2) To act as a development journal to my 'hero indexing' application that will be discussed shortly.
Due to the two-fold nature of the project, discussion will most likely alter between technical exposition and prose, between right-brain poetry and left-brain poetry.
Were I an ancient Greek, I would now invoke a muse. As I am a modern Christian, I will invoke a modern translation of an ancient passage: Humanists and Atheists, vouchsafe I have left my soapbox in my other, more private journal.
Hebrews 11:32And what more shall I say? I do not have time to tell about Gideon, Barak, Samson, Jephthah, David, Samuel and the prophets, 33who through faith conquered kingdoms, administered justice, and gained what was promised; who shut the mouths of lions, 34quenched the fury of the flames, and escaped the edge of the sword; whose weakness was turned to strength; and who became powerful in battle and routed foreign armies. 35Women received back their dead, raised to life again. Others were tortured and refused to be released, so that they might gain a better resurrection. 36Some faced jeers and flogging, while still others were chained and put in prison. 37They were stoned; they were sawed in two; they were put to death by the sword. They went about in sheepskins and goatskins, destitute, persecuted and mistreated— 38the world was not worthy of them.
What then of heroes? Those who by faith, in God and in His promises, stood as on rocks in the desert, who both turned aside the blades of swords and were slain, who both died and lived... The author of Hebrews has not time to tell of their stories, and now do I. But the incredible thing about this passage, in context, is that the author insists that all can aspire to these qualities. All can grasp hold of his immortality, all can put aside the temporal and the failing to put on eternity, and walk in victory. And, though I have not the time nor the diction nor the meter to describe their exploits, the watching world does.
And has.
And, should my project have it's way, the watching world will: and as Hebrews 13 goes on to preach didactically: it will not forget those who were imprisoned, or jailed, or persecuted for their stand on faith and on heroism and on courage. Their humility and their sacrifice.
My project will be a collaborative effort by any who have the time to take fingers to keys and spill their hearts on behalf of those too noble to aggrandize self by spilling their own. The world will tell tales of the exploits of heroes, mothers and fathers, brothers and sisters, firemen and doctors. They will tell stories of heroes. And the world will listen.

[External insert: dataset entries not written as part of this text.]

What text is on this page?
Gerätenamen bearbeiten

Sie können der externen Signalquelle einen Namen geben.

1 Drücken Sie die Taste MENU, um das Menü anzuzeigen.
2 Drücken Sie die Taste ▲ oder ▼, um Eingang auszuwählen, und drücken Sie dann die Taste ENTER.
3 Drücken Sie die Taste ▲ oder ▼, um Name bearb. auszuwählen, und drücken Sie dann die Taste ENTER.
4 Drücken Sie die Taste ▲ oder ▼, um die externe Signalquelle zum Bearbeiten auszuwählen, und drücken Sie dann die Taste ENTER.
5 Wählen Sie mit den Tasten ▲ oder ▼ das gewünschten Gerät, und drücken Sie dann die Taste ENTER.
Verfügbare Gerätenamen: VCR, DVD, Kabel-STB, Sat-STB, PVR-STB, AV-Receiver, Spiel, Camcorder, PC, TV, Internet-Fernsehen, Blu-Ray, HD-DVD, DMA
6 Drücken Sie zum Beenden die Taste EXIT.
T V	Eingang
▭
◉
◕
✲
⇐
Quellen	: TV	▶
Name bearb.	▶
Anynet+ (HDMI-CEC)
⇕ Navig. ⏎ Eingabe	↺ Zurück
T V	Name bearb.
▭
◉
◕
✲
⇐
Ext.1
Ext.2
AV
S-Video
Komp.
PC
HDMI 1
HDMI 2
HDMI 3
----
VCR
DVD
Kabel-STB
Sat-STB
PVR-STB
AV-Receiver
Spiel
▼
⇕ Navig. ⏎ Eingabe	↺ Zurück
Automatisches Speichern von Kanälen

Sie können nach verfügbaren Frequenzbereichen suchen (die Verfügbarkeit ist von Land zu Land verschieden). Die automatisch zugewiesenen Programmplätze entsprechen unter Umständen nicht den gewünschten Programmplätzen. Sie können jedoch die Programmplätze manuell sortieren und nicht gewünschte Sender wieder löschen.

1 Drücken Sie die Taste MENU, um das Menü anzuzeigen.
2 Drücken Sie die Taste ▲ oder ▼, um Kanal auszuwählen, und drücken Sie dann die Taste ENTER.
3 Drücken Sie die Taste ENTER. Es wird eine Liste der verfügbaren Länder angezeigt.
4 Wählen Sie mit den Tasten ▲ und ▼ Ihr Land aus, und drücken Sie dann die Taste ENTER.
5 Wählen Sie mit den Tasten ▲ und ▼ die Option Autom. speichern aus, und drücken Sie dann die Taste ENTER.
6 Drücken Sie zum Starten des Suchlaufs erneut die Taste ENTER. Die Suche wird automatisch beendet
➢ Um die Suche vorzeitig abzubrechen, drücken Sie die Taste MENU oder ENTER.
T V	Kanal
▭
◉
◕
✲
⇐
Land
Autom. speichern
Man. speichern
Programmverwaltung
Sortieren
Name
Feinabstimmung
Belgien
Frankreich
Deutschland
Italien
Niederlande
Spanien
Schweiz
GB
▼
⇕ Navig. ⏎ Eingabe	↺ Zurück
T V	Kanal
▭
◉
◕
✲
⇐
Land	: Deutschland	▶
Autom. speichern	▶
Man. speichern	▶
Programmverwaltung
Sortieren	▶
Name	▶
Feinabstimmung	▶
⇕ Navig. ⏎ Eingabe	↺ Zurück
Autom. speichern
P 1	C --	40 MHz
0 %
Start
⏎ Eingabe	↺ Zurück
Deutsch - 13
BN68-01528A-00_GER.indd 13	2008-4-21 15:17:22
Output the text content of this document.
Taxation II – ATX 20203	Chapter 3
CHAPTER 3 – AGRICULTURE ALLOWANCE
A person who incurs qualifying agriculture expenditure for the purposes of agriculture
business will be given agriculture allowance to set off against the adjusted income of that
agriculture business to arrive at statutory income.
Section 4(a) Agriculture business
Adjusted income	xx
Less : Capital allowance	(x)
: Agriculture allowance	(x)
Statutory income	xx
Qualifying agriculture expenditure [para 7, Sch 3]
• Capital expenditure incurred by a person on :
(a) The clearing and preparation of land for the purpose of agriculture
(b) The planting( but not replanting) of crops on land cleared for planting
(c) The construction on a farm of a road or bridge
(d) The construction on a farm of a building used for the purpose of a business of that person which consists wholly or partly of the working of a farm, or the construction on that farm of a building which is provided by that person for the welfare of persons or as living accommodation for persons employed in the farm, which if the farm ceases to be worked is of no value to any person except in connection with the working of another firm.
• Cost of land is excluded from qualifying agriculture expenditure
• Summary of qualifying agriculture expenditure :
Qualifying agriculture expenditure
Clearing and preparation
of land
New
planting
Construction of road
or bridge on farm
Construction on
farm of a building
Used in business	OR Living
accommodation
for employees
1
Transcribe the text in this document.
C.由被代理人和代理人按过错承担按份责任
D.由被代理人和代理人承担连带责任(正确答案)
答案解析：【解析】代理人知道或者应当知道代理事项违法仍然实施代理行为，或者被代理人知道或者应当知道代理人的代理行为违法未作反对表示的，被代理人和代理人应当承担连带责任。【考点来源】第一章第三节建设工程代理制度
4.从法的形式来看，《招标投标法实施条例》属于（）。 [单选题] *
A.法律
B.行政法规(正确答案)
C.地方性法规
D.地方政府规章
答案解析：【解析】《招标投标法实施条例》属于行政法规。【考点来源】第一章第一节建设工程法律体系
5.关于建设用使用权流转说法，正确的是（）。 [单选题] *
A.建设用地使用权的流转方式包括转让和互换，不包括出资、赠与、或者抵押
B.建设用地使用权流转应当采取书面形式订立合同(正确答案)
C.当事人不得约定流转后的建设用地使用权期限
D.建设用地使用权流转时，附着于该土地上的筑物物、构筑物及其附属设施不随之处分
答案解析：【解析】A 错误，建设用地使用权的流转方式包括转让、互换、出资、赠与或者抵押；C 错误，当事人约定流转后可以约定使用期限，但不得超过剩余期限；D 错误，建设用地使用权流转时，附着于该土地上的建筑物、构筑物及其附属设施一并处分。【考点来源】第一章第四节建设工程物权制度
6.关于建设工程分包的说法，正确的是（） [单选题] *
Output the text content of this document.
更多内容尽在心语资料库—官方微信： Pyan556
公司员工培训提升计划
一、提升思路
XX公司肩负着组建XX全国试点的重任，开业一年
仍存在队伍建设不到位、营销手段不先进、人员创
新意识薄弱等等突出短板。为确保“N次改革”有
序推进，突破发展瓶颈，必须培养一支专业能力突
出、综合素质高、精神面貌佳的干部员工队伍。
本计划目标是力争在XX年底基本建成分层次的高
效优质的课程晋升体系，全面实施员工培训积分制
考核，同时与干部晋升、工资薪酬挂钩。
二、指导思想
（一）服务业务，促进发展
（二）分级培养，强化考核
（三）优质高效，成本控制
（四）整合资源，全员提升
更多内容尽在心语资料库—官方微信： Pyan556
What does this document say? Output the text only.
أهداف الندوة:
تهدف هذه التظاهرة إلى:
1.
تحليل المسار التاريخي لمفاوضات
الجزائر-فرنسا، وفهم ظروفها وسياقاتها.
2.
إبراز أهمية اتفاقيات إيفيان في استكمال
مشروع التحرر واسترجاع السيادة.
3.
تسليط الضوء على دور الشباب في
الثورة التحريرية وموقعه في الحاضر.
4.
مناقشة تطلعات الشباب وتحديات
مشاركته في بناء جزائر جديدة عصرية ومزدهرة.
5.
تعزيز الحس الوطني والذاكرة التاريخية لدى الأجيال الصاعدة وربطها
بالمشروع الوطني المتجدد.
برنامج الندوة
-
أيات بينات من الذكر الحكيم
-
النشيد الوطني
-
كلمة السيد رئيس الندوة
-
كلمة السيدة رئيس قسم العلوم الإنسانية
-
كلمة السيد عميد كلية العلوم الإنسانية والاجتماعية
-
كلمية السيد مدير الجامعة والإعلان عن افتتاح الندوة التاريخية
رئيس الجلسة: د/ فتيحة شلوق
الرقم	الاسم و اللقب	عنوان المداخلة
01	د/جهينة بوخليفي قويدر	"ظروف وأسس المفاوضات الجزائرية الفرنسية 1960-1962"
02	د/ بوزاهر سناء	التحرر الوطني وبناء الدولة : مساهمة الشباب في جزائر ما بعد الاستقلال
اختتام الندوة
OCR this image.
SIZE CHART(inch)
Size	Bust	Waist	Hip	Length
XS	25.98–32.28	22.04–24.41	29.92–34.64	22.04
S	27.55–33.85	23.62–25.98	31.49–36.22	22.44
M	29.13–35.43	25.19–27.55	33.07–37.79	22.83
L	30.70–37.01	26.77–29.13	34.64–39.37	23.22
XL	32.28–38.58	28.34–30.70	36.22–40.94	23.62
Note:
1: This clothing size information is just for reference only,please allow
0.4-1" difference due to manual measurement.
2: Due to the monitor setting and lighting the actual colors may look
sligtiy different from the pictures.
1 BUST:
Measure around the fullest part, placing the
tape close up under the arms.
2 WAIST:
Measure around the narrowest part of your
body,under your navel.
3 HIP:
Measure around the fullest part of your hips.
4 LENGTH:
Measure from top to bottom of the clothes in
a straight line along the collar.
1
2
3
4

And my part will be to develop a system to process these stories, to collect them and to index them, to link them, to show that we all tell of a story of, to borrow from Campbell, a Hero with a Thousand Faces - and perhaps, with luck, and dedication, we will all see the development of a new sort of hero, not one born of ancient myth and bards, but of modern day Man and Woman.
We will see a hero in the very face of mankind.